It’s called Jordan’s Furniture, and it’s obviously way more than that. Most of the stores are full-out entertainment experiences.
|In shell shock over what happened at this very spot.|
Basically, that means I’ve given a lot of money to a furniture store without ever buying a stick of its furniture.
And I never thought about it as OTIS fodder because I’m just so used to going to it. But then, two days ago, I threw away a soggy mess of rain-soaked plans and checked out the Natick location for the first time.
There were two things I knew about the Jordan’s in Natick. One, that it’s Bourbon Street-themed and, two, that it features animatronic singers. Turns out, that was the equivalent of knowing nothing about the Jordan’s in Natick.
It feels weird to give a spoiler alert for a furniture store, but if you want to visit and be surprised, skip this article.
We entered the store and were immediately handed Mardi Gras beads. Looking around, it was more enclosed than the open space of the Reading store. We had two directions to go. One was to the in-store restaurant, Kelly’s Roast Beef. We went the other way, down a narrow, mock-Bourbon Street where New Orleans house facades opened into furniture departments.
The street went only a little way before dead-ending at an open space, surrounded by more of the furniture-filled facades. A cardboard sign said that the next show started in 10 minutes.
I didn’t know what to expect, but we sat down on a bench and waited. Suddenly the main lights went down, music started, colored spotlights flew across the floor, and children who had been waiting at the edge of the space for the show to start jumped into the middle in a dancing mosh pit of tiny violence.
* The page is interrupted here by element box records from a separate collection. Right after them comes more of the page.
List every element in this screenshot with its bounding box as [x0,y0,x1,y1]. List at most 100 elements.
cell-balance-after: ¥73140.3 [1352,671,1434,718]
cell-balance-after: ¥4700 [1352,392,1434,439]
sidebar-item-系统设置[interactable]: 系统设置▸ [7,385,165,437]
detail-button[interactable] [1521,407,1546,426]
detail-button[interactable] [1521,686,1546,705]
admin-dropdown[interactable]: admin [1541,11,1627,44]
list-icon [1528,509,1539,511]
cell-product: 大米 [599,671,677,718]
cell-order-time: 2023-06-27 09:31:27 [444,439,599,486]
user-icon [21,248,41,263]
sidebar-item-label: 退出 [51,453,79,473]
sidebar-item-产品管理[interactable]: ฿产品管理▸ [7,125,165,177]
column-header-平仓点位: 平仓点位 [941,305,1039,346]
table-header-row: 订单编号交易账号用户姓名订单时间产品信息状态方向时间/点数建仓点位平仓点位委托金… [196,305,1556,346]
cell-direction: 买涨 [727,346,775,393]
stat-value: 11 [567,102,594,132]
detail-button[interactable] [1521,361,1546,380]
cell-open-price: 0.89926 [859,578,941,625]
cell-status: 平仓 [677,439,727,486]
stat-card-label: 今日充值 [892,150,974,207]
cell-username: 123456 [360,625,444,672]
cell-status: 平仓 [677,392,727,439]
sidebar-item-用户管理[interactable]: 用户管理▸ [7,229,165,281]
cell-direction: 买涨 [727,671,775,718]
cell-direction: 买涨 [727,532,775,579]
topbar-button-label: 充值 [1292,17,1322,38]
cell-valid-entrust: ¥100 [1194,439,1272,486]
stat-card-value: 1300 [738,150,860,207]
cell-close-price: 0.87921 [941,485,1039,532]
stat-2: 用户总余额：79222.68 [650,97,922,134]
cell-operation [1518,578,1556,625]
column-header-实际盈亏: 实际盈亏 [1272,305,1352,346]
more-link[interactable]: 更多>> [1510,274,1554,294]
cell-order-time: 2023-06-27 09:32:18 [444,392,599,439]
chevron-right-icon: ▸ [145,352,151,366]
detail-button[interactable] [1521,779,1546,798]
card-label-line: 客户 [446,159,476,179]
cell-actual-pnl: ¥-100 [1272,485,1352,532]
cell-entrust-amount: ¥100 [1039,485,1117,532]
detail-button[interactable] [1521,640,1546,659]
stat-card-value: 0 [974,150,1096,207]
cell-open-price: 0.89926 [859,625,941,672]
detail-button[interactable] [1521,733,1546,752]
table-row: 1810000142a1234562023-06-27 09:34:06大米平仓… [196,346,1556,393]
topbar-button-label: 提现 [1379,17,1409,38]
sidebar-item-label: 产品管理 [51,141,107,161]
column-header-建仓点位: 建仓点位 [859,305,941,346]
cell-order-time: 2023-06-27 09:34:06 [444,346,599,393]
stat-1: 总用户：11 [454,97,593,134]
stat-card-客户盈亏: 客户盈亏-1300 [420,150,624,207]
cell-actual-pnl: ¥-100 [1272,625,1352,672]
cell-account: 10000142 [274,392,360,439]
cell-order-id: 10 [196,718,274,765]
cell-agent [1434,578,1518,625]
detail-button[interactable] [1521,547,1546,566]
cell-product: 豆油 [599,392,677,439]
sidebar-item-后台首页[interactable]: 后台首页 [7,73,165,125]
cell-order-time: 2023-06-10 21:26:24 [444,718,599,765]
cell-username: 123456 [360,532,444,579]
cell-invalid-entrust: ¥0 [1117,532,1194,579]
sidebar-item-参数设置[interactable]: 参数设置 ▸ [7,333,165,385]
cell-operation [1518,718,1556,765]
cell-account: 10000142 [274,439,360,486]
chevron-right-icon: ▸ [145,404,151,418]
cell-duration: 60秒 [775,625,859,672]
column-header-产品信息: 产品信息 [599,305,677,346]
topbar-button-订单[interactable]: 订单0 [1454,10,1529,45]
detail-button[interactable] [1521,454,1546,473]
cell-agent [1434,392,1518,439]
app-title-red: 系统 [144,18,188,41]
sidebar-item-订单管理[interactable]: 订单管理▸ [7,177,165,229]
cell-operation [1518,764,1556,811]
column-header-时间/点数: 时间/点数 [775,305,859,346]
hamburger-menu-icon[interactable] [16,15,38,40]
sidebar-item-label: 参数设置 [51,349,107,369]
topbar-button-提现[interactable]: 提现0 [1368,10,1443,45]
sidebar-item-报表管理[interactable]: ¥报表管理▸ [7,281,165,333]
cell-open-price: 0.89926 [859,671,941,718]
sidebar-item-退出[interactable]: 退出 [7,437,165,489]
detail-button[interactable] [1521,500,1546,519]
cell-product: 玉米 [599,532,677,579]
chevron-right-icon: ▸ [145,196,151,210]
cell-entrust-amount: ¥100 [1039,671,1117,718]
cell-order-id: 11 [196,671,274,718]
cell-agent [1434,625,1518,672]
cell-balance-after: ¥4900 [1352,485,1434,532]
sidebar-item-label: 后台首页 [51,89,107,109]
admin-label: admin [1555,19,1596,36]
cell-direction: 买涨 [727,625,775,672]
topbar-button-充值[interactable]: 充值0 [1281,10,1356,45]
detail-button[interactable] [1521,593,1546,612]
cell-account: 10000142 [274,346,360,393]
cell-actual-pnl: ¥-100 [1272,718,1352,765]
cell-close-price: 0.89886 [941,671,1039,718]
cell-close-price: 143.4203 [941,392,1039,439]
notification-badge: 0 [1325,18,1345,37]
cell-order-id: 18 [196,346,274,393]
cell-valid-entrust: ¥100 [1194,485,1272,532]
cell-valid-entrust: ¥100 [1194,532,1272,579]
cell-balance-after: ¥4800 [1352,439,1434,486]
An upstairs wall of one of the facades rolled back to reveal a movie screen. This is the story it told: The two store owners (Barry and Eliot Tatelman), dressed as the Blues Brothers, hang out on a couple of their nicer recliners in the middle of Bourbon Street, unknowingly holding up the Mardi Gras parade. The mummers get mad and start chasing them. The pair jump into an old police cruiser, still Blues Brothers-style, and take off.
On the ceiling above us, the undercarriage of a helicopter, looking for the escaped furniture purveyors/human roadblocks glides across the ceiling throwing a spotlight onto the floor and a video feed of all the dancing kids, amused parents, and confused furniture shoppers onto the screen.
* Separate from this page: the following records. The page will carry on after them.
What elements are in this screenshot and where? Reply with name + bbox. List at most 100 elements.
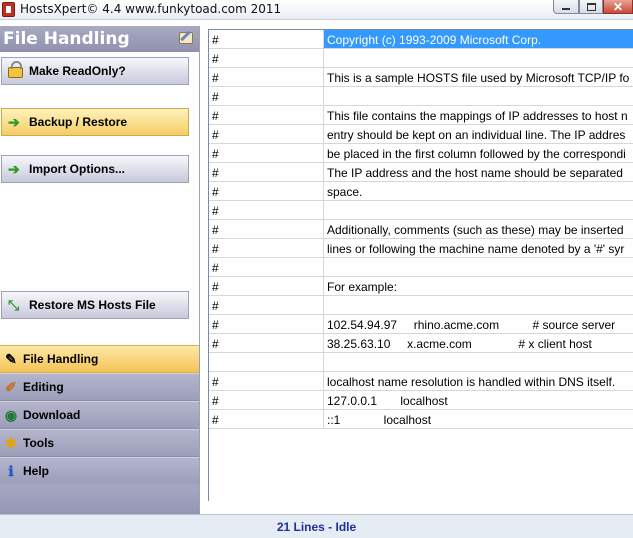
entry-cell[interactable]: Copyright (c) 1993-2009 Microsoft Corp.: [324, 30, 633, 49]
lock-icon: [8, 61, 23, 78]
entry-cell[interactable]: [324, 258, 633, 277]
window-title: HostsXpert© 4.4 www.funkytoad.com 2011: [20, 2, 282, 16]
backup-restore-button[interactable]: ➔ Backup / Restore: [1, 108, 189, 136]
nav-help[interactable]: ℹ Help: [0, 457, 199, 485]
table-row[interactable]: # This is a sample HOSTS file used by Mic…: [209, 68, 633, 87]
table-row[interactable]: [209, 353, 633, 372]
tools-icon: ✱: [5, 435, 17, 451]
hash-cell[interactable]: #: [209, 220, 324, 239]
globe-icon: ◉: [4, 407, 18, 423]
close-icon: ✕: [612, 0, 624, 14]
nav-file-handling-label: File Handling: [23, 352, 99, 366]
entry-cell[interactable]: [324, 353, 633, 372]
maximize-icon: [586, 2, 596, 11]
entry-cell[interactable]: space.: [324, 182, 633, 201]
entry-cell[interactable]: [324, 49, 633, 68]
minimize-button[interactable]: [553, 0, 579, 14]
restore-ms-hosts-button[interactable]: ⤡ Restore MS Hosts File: [1, 291, 189, 319]
hash-cell[interactable]: #: [209, 68, 324, 87]
entry-cell[interactable]: 38.25.63.10 x.acme.com # x client host: [324, 334, 633, 353]
status-text: 21 Lines - Idle: [276, 519, 357, 534]
window-controls: ✕: [553, 0, 633, 14]
entry-cell[interactable]: For example:: [324, 277, 633, 296]
hash-cell[interactable]: #: [209, 87, 324, 106]
make-readonly-button[interactable]: Make ReadOnly?: [1, 57, 189, 85]
table-row[interactable]: #: [209, 296, 633, 315]
make-readonly-label: Make ReadOnly?: [29, 64, 126, 78]
nav-tools[interactable]: ✱ Tools: [0, 429, 199, 457]
entry-cell[interactable]: 127.0.0.1 localhost: [324, 391, 633, 410]
hash-cell[interactable]: #: [209, 125, 324, 144]
hash-cell[interactable]: #: [209, 49, 324, 68]
entry-cell[interactable]: ::1 localhost: [324, 410, 633, 429]
hash-cell[interactable]: #: [209, 201, 324, 220]
table-row[interactable]: # Additionally, comments (such as these) …: [209, 220, 633, 239]
table-row[interactable]: # This file contains the mappings of IP a…: [209, 106, 633, 125]
import-options-label: Import Options...: [29, 162, 125, 176]
hash-cell[interactable]: #: [209, 30, 324, 49]
table-row[interactable]: # entry should be kept on an individual l…: [209, 125, 633, 144]
hash-cell[interactable]: #: [209, 106, 324, 125]
hash-cell[interactable]: #: [209, 144, 324, 163]
file-handling-header-icon: [179, 32, 193, 44]
table-row[interactable]: # Copyright (c) 1993-2009 Microsoft Corp.: [209, 30, 633, 49]
hash-cell[interactable]: #: [209, 163, 324, 182]
nav-file-handling[interactable]: ✎ File Handling: [0, 345, 199, 373]
nav-tools-label: Tools: [23, 436, 55, 450]
restore-icon: ⤡: [8, 297, 20, 313]
nav-editing[interactable]: ✐ Editing: [0, 373, 199, 401]
hash-cell[interactable]: [209, 353, 324, 372]
table-row[interactable]: #: [209, 49, 633, 68]
title-bar: HostsXpert© 4.4 www.funkytoad.com 2011 ✕: [0, 0, 633, 20]
table-row[interactable]: #: [209, 201, 633, 220]
entry-cell[interactable]: This is a sample HOSTS file used by Micr…: [324, 68, 633, 87]
table-row[interactable]: # The IP address and the host name should…: [209, 163, 633, 182]
entry-cell[interactable]: lines or following the machine name deno…: [324, 239, 633, 258]
restore-ms-hosts-label: Restore MS Hosts File: [29, 298, 156, 312]
table-row[interactable]: #38.25.63.10 x.acme.com # x client host: [209, 334, 633, 353]
table-row[interactable]: #127.0.0.1 localhost: [209, 391, 633, 410]
entry-cell[interactable]: [324, 201, 633, 220]
entry-cell[interactable]: 102.54.94.97 rhino.acme.com # source ser…: [324, 315, 633, 334]
table-row[interactable]: # be placed in the first column followed …: [209, 144, 633, 163]
table-row[interactable]: #: [209, 87, 633, 106]
status-bar: 21 Lines - Idle: [0, 514, 633, 538]
arrow-right-icon: ➔: [8, 161, 20, 177]
hosts-grid[interactable]: # Copyright (c) 1993-2009 Microsoft Corp.…: [208, 29, 633, 501]
entry-cell[interactable]: Additionally, comments (such as these) m…: [324, 220, 633, 239]
table-row[interactable]: #102.54.94.97 rhino.acme.com # source se…: [209, 315, 633, 334]
panel-header: File Handling: [0, 26, 199, 52]
hash-cell[interactable]: #: [209, 182, 324, 201]
hash-cell[interactable]: #: [209, 391, 324, 410]
table-row[interactable]: # lines or following the machine name den…: [209, 239, 633, 258]
nav-footer: [0, 484, 199, 514]
nav-editing-label: Editing: [23, 380, 64, 394]
table-row[interactable]: # For example:: [209, 277, 633, 296]
minimize-icon: [562, 8, 570, 10]
hash-cell[interactable]: #: [209, 410, 324, 429]
entry-cell[interactable]: This file contains the mappings of IP ad…: [324, 106, 633, 125]
table-row[interactable]: # space.: [209, 182, 633, 201]
hash-cell[interactable]: #: [209, 334, 324, 353]
hash-cell[interactable]: #: [209, 258, 324, 277]
entry-cell[interactable]: The IP address and the host name should …: [324, 163, 633, 182]
close-button[interactable]: ✕: [603, 0, 633, 14]
entry-cell[interactable]: [324, 87, 633, 106]
maximize-button[interactable]: [579, 0, 603, 14]
nav-download[interactable]: ◉ Download: [0, 401, 199, 429]
hash-cell[interactable]: #: [209, 277, 324, 296]
entry-cell[interactable]: entry should be kept on an individual li…: [324, 125, 633, 144]
hash-cell[interactable]: #: [209, 315, 324, 334]
hash-cell[interactable]: #: [209, 372, 324, 391]
hash-cell[interactable]: #: [209, 239, 324, 258]
entry-cell[interactable]: [324, 296, 633, 315]
entry-cell[interactable]: localhost name resolution is handled wit…: [324, 372, 633, 391]
hash-cell[interactable]: #: [209, 296, 324, 315]
app-icon: [2, 2, 15, 17]
arrow-right-icon: ➔: [8, 114, 20, 130]
table-row[interactable]: #::1 localhost: [209, 410, 633, 429]
entry-cell[interactable]: be placed in the first column followed b…: [324, 144, 633, 163]
import-options-button[interactable]: ➔ Import Options...: [1, 155, 189, 183]
table-row[interactable]: # localhost name resolution is handled wi…: [209, 372, 633, 391]
table-row[interactable]: #: [209, 258, 633, 277]
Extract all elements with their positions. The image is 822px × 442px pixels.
The House of Blues façade opens with a crash, and the beat-up front half of the old police cruiser juts through, manned by life-sized bobble-headed animatronic versions of the owners-as-Jake-and-Elwood.
And then a party starts.
On the upper levels of the facades all around, dummy versions of famous entertainers start dancing and singing. And by dancing, it looks like they’re being marionetted by a mechanism from behind that I’m just now realizing I never tried to figure out. I just like the magic, man.
Anyway, we’re talking the Supremes, the Village People, the Beatles, Elvis, and a massive fiberglass Louis Armstrong who is lowered from a corrugated aluminum-covered recess to a terrifying 45 degree angle above the crowd.
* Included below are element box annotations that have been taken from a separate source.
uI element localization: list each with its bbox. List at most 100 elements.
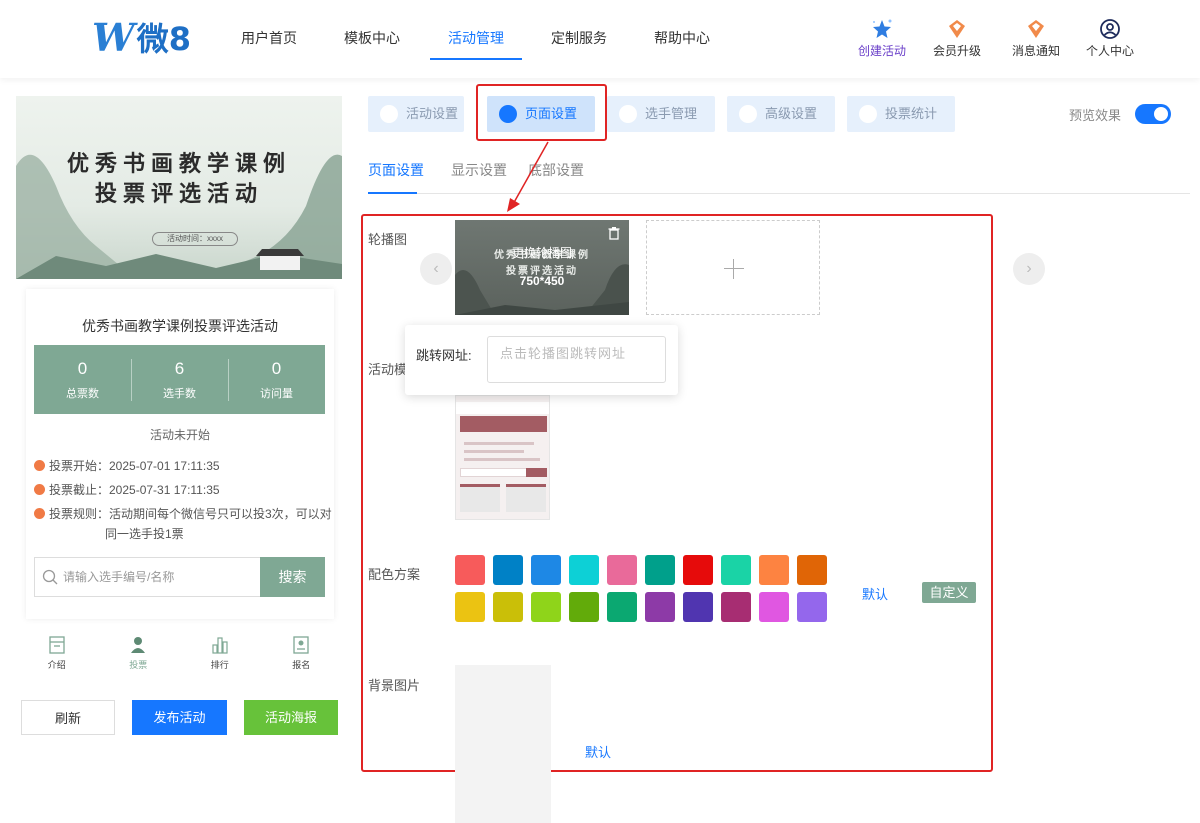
template-thumb-line [464, 450, 524, 453]
stat-contestants: 6 选手数 [131, 345, 228, 414]
jump-url-input[interactable] [487, 336, 666, 383]
bottom-tab-signup-label: 报名 [292, 660, 311, 670]
refresh-button[interactable]: 刷新 [21, 700, 115, 735]
template-thumb-stats [460, 416, 547, 432]
vote-start-info: 投票开始：2025-07-01 17:11:35 [34, 456, 220, 476]
bottom-tab-vote[interactable]: 投票 [98, 630, 180, 674]
default-color-button[interactable]: 默认 [862, 584, 888, 603]
color-swatch[interactable] [645, 592, 675, 622]
tab-vote-statistics-label: 投票统计 [885, 106, 938, 121]
member-upgrade-button[interactable]: 会员升级 [927, 18, 987, 59]
carousel-size-text: 750*450 [519, 274, 565, 288]
activity-poster-button[interactable]: 活动海报 [244, 700, 338, 735]
nav-home[interactable]: 用户首页 [241, 28, 297, 48]
bottom-tab-ranking-label: 排行 [210, 660, 229, 670]
stat-contestants-value: 6 [174, 359, 185, 378]
color-swatch[interactable] [569, 592, 599, 622]
stat-total-votes-label: 总票数 [66, 388, 99, 400]
color-swatch[interactable] [683, 592, 713, 622]
bottom-tab-signup[interactable]: 报名 [261, 630, 343, 674]
nav-active-underline [430, 58, 522, 60]
trash-icon[interactable] [607, 226, 621, 240]
banner-title-line2: 投票评选活动 [94, 181, 263, 207]
nav-activity-management[interactable]: 活动管理 [448, 28, 504, 48]
subtab-display-settings[interactable]: 显示设置 [451, 160, 507, 180]
template-thumbnail[interactable] [455, 395, 550, 520]
bottom-tab-intro[interactable]: 介绍 [16, 630, 98, 674]
color-swatch[interactable] [607, 555, 637, 585]
nav-templates[interactable]: 模板中心 [344, 28, 400, 48]
subtab-divider [368, 193, 1190, 194]
activity-title: 优秀书画教学课例投票评选活动 [82, 318, 278, 334]
activity-status: 活动未开始 [149, 428, 210, 442]
bottom-tab-vote-label: 投票 [129, 660, 148, 670]
notifications-button[interactable]: 消息通知 [1006, 18, 1066, 59]
nav-custom-service[interactable]: 定制服务 [551, 28, 607, 48]
logo-text: 微8 [136, 20, 191, 58]
color-swatch[interactable] [569, 555, 599, 585]
tab-activity-settings-label: 活动设置 [406, 106, 459, 121]
tab-vote-statistics[interactable]: 投票统计 [847, 96, 955, 132]
color-swatch[interactable] [721, 592, 751, 622]
top-header: W 微8 用户首页 模板中心 活动管理 定制服务 帮助中心 创建活动 会员升级 … [0, 0, 1200, 78]
color-swatch[interactable] [607, 592, 637, 622]
color-swatch[interactable] [797, 592, 827, 622]
vote-end-text: 投票截止：2025-07-31 17:11:35 [49, 483, 220, 497]
vote-rule-line2: 同一选手投1票 [105, 527, 184, 541]
color-swatch[interactable] [455, 592, 485, 622]
vote-end-info: 投票截止：2025-07-31 17:11:35 [34, 480, 220, 500]
user-icon [1100, 19, 1120, 39]
annotation-arrow [507, 141, 549, 212]
color-swatch[interactable] [797, 555, 827, 585]
search-button[interactable]: 搜索 [260, 557, 325, 597]
user-center-label: 个人中心 [1085, 44, 1134, 58]
color-swatch[interactable] [493, 592, 523, 622]
color-swatch[interactable] [455, 555, 485, 585]
search-input[interactable] [63, 558, 253, 596]
person-icon [131, 637, 146, 653]
color-swatch[interactable] [531, 592, 561, 622]
background-image-label: 背景图片 [368, 678, 421, 693]
bottom-tab-ranking[interactable]: 排行 [179, 630, 261, 674]
stats-panel: 0 总票数 6 选手数 0 访问量 [34, 345, 325, 414]
member-upgrade-label: 会员升级 [932, 44, 981, 58]
background-default-button[interactable]: 默认 [585, 742, 611, 761]
color-swatch[interactable] [531, 555, 561, 585]
color-swatch[interactable] [645, 555, 675, 585]
template-thumb-header [456, 402, 549, 414]
ranking-icon [212, 637, 228, 654]
preview-effect-toggle[interactable] [1135, 104, 1171, 124]
create-activity-button[interactable]: 创建活动 [852, 18, 912, 59]
preview-effect-label: 预览效果 [1069, 108, 1122, 123]
color-swatch[interactable] [683, 555, 713, 585]
crown-icon [949, 20, 965, 38]
carousel-next-button[interactable]: › [1013, 253, 1045, 285]
notifications-label: 消息通知 [1011, 44, 1060, 58]
create-activity-label: 创建活动 [857, 44, 906, 58]
tab-advanced-settings[interactable]: 高级设置 [727, 96, 835, 132]
tab-contestant-management-label: 选手管理 [645, 106, 698, 121]
background-image-thumbnail[interactable] [455, 665, 551, 823]
logo[interactable]: W 微8 [92, 14, 191, 60]
info-dot-icon [34, 508, 45, 519]
add-carousel-slide-button[interactable] [646, 220, 820, 315]
stat-visits: 0 访问量 [228, 345, 325, 414]
color-swatch[interactable] [493, 555, 523, 585]
stat-visits-value: 0 [271, 359, 282, 378]
color-swatch[interactable] [759, 592, 789, 622]
nav-help[interactable]: 帮助中心 [654, 28, 710, 48]
publish-activity-button[interactable]: 发布活动 [132, 700, 227, 735]
carousel-image[interactable]: 优秀书画教学课例 投票评选活动 更换轮播图 750*450 [455, 220, 629, 315]
jump-url-popup: 跳转网址: [405, 325, 678, 395]
color-swatch[interactable] [759, 555, 789, 585]
tab-activity-settings[interactable]: 活动设置 [368, 96, 464, 132]
carousel-prev-button[interactable]: ‹ [420, 253, 452, 285]
custom-color-button[interactable]: 自定义 [922, 582, 976, 603]
user-center-button[interactable]: 个人中心 [1080, 18, 1140, 59]
logo-mark: W [92, 14, 135, 60]
color-swatch[interactable] [721, 555, 751, 585]
preview-banner: 优秀书画教学课例 投票评选活动 活动时间：xxxx [16, 96, 342, 279]
tab-contestant-management[interactable]: 选手管理 [607, 96, 715, 132]
subtab-page-settings[interactable]: 页面设置 [368, 160, 424, 180]
chevron-right-icon: › [1026, 260, 1032, 277]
Also, Richard Simmons somehow.
After a few minutes of these shenanigans, we get the finale… a giant parade float that had been hidden to that point creeps across tracks in the ceiling, overshadowing the entire floor space. It was shaped like a pair of motley fools, one at each end and in positions that I assume would be the natural ones for flying jesters. I felt like I was in a Batman comic, about to be supervillained by one of the Joker’s over-the-top schemes.
I’m doing a bad job describing how awesome this last bit was. The fiberglass float, nay, work of art was lighted, massive, colorful, and the best and most surreal part of the whole experience...even with Richard Simmons.
And then, less than ten minutes after it started, the show was over. Everything retreated into their recesses. The furniture store was calm again. And that last sentence is my favorite of 2013.
We grabbed some food at the Kelly’s, which was carousel-themed, with large fiberglass horses scattered about the restaurant. Then we checked out the IMAX. To get to the movie lobby, we had to go up an escalator, the walls of which were painted with cartoon paparazzi. Actual strobe lights had been embedded into the walls where the camera flash bulbs were painted and blinked at us while a soundtrack of people calling for our attention played from speakers. Made me realize that escalators are much better than mere red carpets. The Academy Awards should do this.
Eventually, we made it back for a second show, which happens at the top of each hour. This time, the crowd was more sedate, less miniature moshing and more families just sitting on the floor watching. There were also a couple of employees with tambourines mastering the ceremonies.
Then we left, passing under large statues of the owners dressed as motley fools, towering over the exit and bookending the phrase, “Thank you for being the world’s smartest furniture shopper.”
Of course, this was totally not the way I should have done this Jordan’s. I should have been shopping for a chaise longue, picked Jordan’s without any prior knowledge of the place because it looked big enough to have a nice selection, and walked in at about five minutes past the hour.
And walked out a changed and dazed man, completely chaise longue-less. As I should be.